There is no merit to the mother's contention that the Family Court erred in failing to conduct a bifurcated hearing as to the issues of standing and the best interests of the child, as the record demonstrates that the court was aware of and applied the proper legal standards (see generally Matter of Bennett v. Jeffreys, 40 N.Y.2d at 548, 387 N.Y.S.2d 821, 356 N.E.2d 277 ). In addition, the mother failed to preserve for appellate review her contention that she was improperly prevented from calling hearing witnesses. In any event, the record does not show that the court improperly prevented the mother from calling any witnesses (see generally Matter of Tayleese M.C [Tunisha H.], 127 A.D.3d 1077, 7 N.Y.S.3d 464 ).
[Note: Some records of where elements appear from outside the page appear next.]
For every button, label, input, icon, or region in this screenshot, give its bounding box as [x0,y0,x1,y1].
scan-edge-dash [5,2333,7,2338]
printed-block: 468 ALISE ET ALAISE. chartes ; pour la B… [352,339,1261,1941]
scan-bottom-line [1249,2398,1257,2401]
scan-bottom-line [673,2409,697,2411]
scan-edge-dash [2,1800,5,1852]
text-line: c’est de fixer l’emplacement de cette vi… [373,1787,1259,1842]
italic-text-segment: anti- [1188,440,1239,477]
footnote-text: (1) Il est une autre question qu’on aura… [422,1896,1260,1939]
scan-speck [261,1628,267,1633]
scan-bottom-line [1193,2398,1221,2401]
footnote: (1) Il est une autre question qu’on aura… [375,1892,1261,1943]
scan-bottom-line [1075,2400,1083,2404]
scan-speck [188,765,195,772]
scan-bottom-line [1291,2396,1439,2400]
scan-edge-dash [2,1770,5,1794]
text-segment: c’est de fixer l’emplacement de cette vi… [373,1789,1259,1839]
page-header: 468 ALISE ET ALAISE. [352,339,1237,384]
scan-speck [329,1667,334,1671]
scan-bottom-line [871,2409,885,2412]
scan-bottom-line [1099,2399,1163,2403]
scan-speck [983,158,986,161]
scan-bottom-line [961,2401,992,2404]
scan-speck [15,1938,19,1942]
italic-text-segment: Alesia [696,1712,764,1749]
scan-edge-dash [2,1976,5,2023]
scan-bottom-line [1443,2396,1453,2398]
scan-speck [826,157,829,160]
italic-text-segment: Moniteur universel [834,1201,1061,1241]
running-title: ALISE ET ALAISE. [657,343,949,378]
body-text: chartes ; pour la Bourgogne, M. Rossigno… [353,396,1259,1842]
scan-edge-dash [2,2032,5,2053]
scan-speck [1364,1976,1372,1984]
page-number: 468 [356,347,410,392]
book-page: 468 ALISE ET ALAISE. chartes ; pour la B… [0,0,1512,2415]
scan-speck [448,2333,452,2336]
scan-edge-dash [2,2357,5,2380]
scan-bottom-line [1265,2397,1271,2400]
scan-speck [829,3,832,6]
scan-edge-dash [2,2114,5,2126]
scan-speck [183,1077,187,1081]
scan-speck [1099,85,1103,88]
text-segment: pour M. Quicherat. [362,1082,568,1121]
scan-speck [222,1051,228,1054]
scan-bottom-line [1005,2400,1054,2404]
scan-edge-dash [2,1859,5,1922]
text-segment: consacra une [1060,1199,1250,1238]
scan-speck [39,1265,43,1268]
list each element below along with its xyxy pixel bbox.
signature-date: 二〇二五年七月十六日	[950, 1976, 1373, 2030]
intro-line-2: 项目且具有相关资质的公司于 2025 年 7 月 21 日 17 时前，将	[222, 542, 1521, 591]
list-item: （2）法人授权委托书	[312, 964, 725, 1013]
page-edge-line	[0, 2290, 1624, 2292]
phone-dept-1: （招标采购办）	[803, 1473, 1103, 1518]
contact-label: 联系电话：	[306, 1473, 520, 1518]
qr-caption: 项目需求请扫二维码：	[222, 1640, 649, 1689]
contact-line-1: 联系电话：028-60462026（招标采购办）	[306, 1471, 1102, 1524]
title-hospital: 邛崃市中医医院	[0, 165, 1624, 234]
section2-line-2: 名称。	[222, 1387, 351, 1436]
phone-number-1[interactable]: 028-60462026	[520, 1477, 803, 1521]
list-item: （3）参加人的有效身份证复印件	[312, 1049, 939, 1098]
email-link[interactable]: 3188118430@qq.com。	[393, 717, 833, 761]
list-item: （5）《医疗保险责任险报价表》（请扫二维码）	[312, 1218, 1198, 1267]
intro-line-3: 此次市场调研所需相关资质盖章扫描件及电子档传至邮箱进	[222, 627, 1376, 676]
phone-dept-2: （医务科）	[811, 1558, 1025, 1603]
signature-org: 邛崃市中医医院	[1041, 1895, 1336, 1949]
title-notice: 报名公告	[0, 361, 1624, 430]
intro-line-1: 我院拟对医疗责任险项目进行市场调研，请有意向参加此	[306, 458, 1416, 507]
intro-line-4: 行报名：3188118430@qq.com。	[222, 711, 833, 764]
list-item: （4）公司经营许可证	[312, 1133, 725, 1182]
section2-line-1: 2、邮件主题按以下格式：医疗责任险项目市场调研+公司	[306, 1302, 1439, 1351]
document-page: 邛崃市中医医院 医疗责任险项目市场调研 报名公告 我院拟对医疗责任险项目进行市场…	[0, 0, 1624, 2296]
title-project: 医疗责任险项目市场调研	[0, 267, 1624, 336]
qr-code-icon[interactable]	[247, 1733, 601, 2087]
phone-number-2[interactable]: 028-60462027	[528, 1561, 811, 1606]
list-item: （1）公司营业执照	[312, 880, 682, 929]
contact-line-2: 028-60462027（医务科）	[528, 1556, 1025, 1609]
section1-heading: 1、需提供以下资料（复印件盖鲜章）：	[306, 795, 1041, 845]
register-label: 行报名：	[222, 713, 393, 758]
In light of, inter alia, the fact that the mother relocated to Florida during the custody hearing without presenting evidence as to her living situation, employment, or plans to remain in Florida, as well as the in camera interview with the child, the Family Court did not improvidently exercise its discretion in directing that the mother's parenting time is to occur only in Westchester County, unless otherwise agreed to by the parties (see Matter of Mera v. Rodriguez, 73 A.D.3d 1069, 1070, 899 N.Y.S.2d 893 ; see also Matter of Mohabir v. Singh, 78 A.D.3d 1056, 1057, 910 N.Y.S.2d 917 ).
DILLON, J.P., CHAMBERS, AUSTIN and SGROI, JJ., concur.